"De, apa yang dirasain sekarang?" tanya saya yang dijawab mual, lemas, pilek, dan sakit kepala.
"Tadi waktu cium-cium minyak kayu putih, kecium nggak itu bau minyak kayu putih?" tanya saya yang dijawab "kecium".
"Waktu makan sereal kerasa nggak itu rasa serealnya?" tanya saya yang dijawab "kerasa'.
"Nih, Bunda mau kerokin ade pake minyak tawon, kecium nggak bau minyak tawonnya? Kecium juga nggak bawang merahnya?" tanya saya yang dijawab "kecium".
Ah, syukurlah. Karena sepengetahuan saya salah satu gejala Covid-19 adalah kehilangan kemampuan indra penciuman atau anosmia. Persoalannya, anosmia ini tak hanya terjadi pada orang yang bergejala, tetapi juga dialami oleh kelompok asimptomatik atau tidak bergejala.
Orang yang mengalami anosmia tidak bisa mencium aroma apa pun, baik aroma bunga atau parfum maupun bau tidak sedap, seperti bau busuk dan bau amis, termasuk rasa makanan.
Saya pun lega. Setidaknya anak saya baik-baik saja.
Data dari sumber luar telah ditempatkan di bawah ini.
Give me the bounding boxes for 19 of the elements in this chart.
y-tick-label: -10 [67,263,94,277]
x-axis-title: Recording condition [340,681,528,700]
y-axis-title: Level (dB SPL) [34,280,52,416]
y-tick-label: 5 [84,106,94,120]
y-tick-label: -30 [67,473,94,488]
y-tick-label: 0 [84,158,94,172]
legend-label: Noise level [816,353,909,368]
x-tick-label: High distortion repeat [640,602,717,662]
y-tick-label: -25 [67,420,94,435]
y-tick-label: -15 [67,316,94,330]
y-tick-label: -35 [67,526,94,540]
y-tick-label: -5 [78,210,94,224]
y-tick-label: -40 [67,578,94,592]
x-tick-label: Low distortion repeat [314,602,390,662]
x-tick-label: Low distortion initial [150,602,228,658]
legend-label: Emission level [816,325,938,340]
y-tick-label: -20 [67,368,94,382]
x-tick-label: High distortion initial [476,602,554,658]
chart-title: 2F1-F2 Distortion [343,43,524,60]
Tidak terbayang kalau itu terjadi. Ini bukan masalah bisa dirawat atau tidak, tapi lebih kepada tidak diperkenankannya keluarga menjaga jika ada keluarganya yang positif Covid-19.
Kalau orang dewasa sih mungkin tidak jadi masalah. Masih bisa menghandle sendiri. Lha ini anak umur 9 tahun, bagaimana ia menghadapi suasana tanpa keluarga yang hanya boleh dijaga oleh perawat. Dan, itu selama 12 hari. Di rumah saja kalau dalam keadaan kurang sehat saja rewel banget, bagaimana di rumah sakit khusus?
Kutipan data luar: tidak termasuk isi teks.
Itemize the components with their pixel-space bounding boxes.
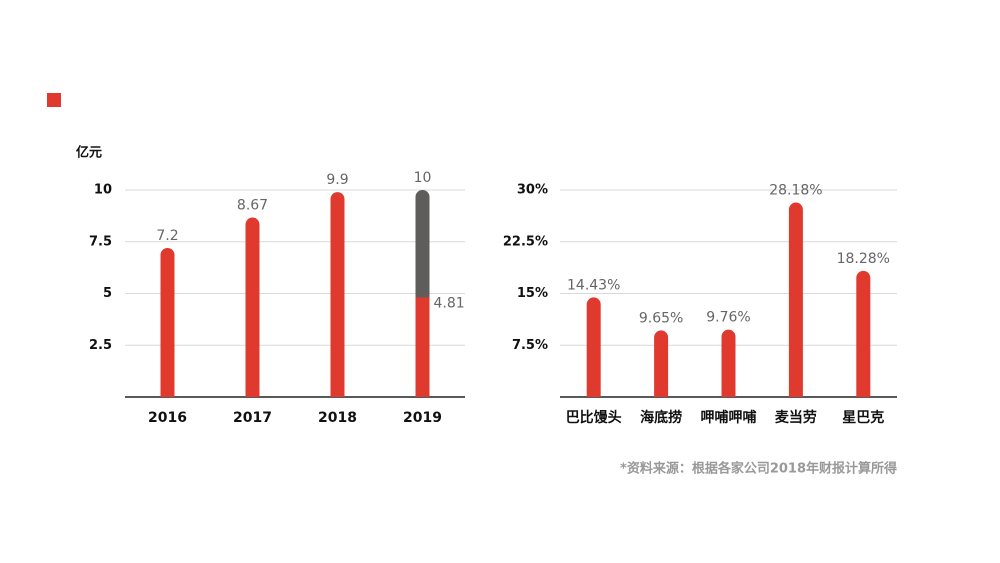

Jadi, saya pun tenang. Saya pun meminta anak saya untuk sering-sering mencium aroma minyak kayu putih. Karena sebagaimana yang saya yakini minyak kayu putih mengandung antibakteri, antivirus, dan antijamur.
Kandungan zat aktif ini dapat menghilangkan bakteri, virus, dan jamur pada saluran pernapasan. Minyak esensial yang diekstrak dari daun kayu putih ini juga dapat merangsang respons sistem kekebalan tubuh.
Semoga saja anak saya hanya kelelahan atau masuk angin gara-gara tidur di ruang AC yang cukup dingin atau karena jarang tidur siang.